Artikel 600 Kata

Unduh sebagai docx, pdf, atau txt
Unduh sebagai docx, pdf, atau txt
Anda di halaman 1dari 3

Nama : Khoirun Naimah, S.ST., M.

Han

NRK : 1996060720202190

Prodi : Teknik Sistem Energi (KK Manajemen dan Audit Energi)

Permasalahan:

Pertumbuhan energi dari sisi permintaan atau demand side akan terus mengalami peningkatan
seiring dengan pertumbuhan penduduk dan ekonomi. Bahkan pertumbuhan konsumsi energi
listrik saat ini lebih besar dibanding dengan pertumbuhan ekonomi dan penduduk dengan
persentase masing-masing 7,1%, 6,23%, 1,49% (DGNREEC,2013). Hal ini akibat dari gaya
hidup manusia itu sendiri. Dari penelitian yang telah dilakukan oleh Eko Prasetyo, 2019 tentang
pengaruh perilaku konsumtif terhadap konservasi energi diperoleh bahwa perilaku konsumtif
atau gaya hidup yang konsumtif memberikan nilai negative terhadap konservasi energi.
Sehingga, benar adanya bahwa saat prilaku atau gaya hidup tersebut tidak dirubah, maka akan
selamanya tidak akan terjadi keseimbangan antara demand side dan supply side.

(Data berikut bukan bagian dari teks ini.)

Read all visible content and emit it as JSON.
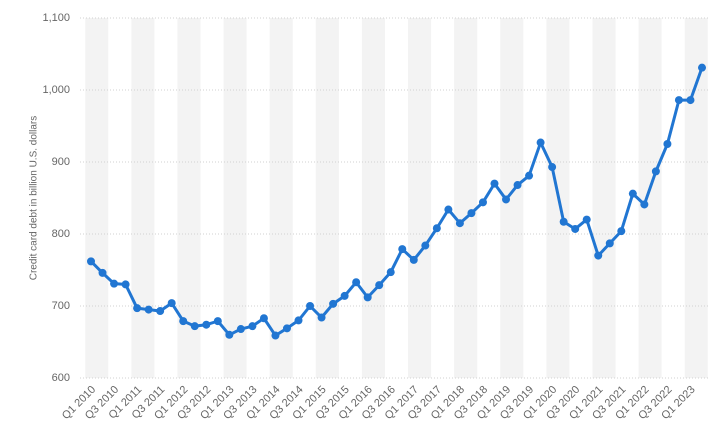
{
  "chart_data": {
    "type": "line",
    "y_axis_label": "Credit card debt in billion U.S. dollars",
    "categories": [
      "Q1 2010",
      null,
      "Q3 2010",
      null,
      "Q1 2011",
      null,
      "Q3 2011",
      null,
      "Q1 2012",
      null,
      "Q3 2012",
      null,
      "Q1 2013",
      null,
      "Q3 2013",
      null,
      "Q1 2014",
      null,
      "Q3 2014",
      null,
      "Q1 2015",
      null,
      "Q3 2015",
      null,
      "Q1 2016",
      null,
      "Q3 2016",
      null,
      "Q1 2017",
      null,
      "Q3 2017",
      null,
      "Q1 2018",
      null,
      "Q3 2018",
      null,
      "Q1 2019",
      null,
      "Q3 2019",
      null,
      "Q1 2020",
      null,
      "Q3 2020",
      null,
      "Q1 2021",
      null,
      "Q3 2021",
      null,
      "Q1 2022",
      null,
      "Q3 2022",
      null,
      "Q1 2023",
      null
    ],
    "series": [
      {
        "color": "#2176d2",
        "values": [
          762,
          746,
          731,
          730,
          697,
          695,
          693,
          704,
          679,
          672,
          674,
          679,
          660,
          668,
          672,
          683,
          659,
          669,
          680,
          700,
          684,
          703,
          714,
          733,
          712,
          729,
          747,
          779,
          764,
          784,
          808,
          834,
          815,
          829,
          844,
          870,
          848,
          868,
          881,
          927,
          893,
          817,
          807,
          820,
          770,
          787,
          804,
          856,
          841,
          887,
          925,
          986,
          986,
          1031
        ]
      }
    ],
    "ylim": [
      600,
      1100
    ],
    "yticks": [
      600,
      700,
      800,
      900,
      {
        "value": 1000,
        "label": "1,000"
      },
      {
        "value": 1100,
        "label": "1,100"
      }
    ],
    "grid": true
  }
}
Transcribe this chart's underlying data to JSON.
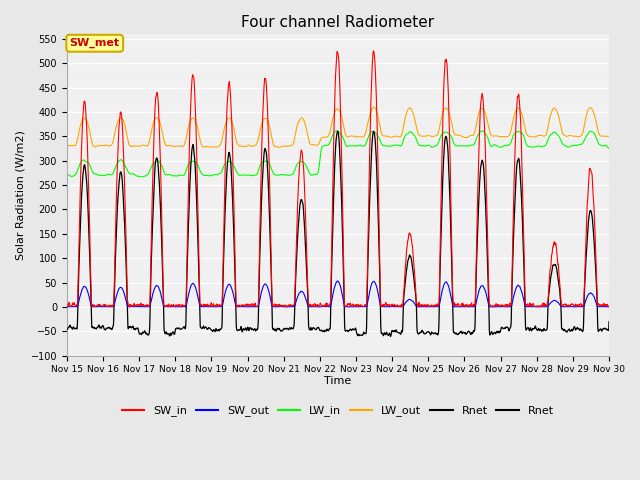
{
  "title": "Four channel Radiometer",
  "xlabel": "Time",
  "ylabel": "Solar Radiation (W/m2)",
  "ylim": [
    -100,
    560
  ],
  "yticks": [
    -100,
    -50,
    0,
    50,
    100,
    150,
    200,
    250,
    300,
    350,
    400,
    450,
    500,
    550
  ],
  "annotation_text": "SW_met",
  "annotation_color": "#cc0000",
  "annotation_bg": "#ffff99",
  "annotation_border": "#ccaa00",
  "legend_entries": [
    "SW_in",
    "SW_out",
    "LW_in",
    "LW_out",
    "Rnet",
    "Rnet"
  ],
  "legend_colors": [
    "red",
    "blue",
    "lime",
    "orange",
    "black",
    "black"
  ],
  "bg_color": "#e8e8e8",
  "plot_bg": "#f0f0f0",
  "start_day": 15,
  "end_day": 30,
  "n_points": 4320
}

Berbicara tentang konservasi energi, ada 3 point yang bisa dilakukan yaitu intensifikasi,
diversifikasi, dan efisiensi. Ketiga point tersebut merupakan kebijakan utama yang telah diatur
oleh Pemerintah melalui Peraturan Pemerintah Nomor 79 Tahun 2014 tentang Kebjakan Energi
Nasional (KEN). Kunci utama ada di tiga point tersebut, hanya tinggal diperlukan aksi nyata
yang bersifat berkelanjutan agar mampu mencapai tujuan kelestarian sumber energi, menurunkan
emisi Gas Rumah Kaca (GRK) dan tentunya meningkatkan Ketahanan Energi Nasional.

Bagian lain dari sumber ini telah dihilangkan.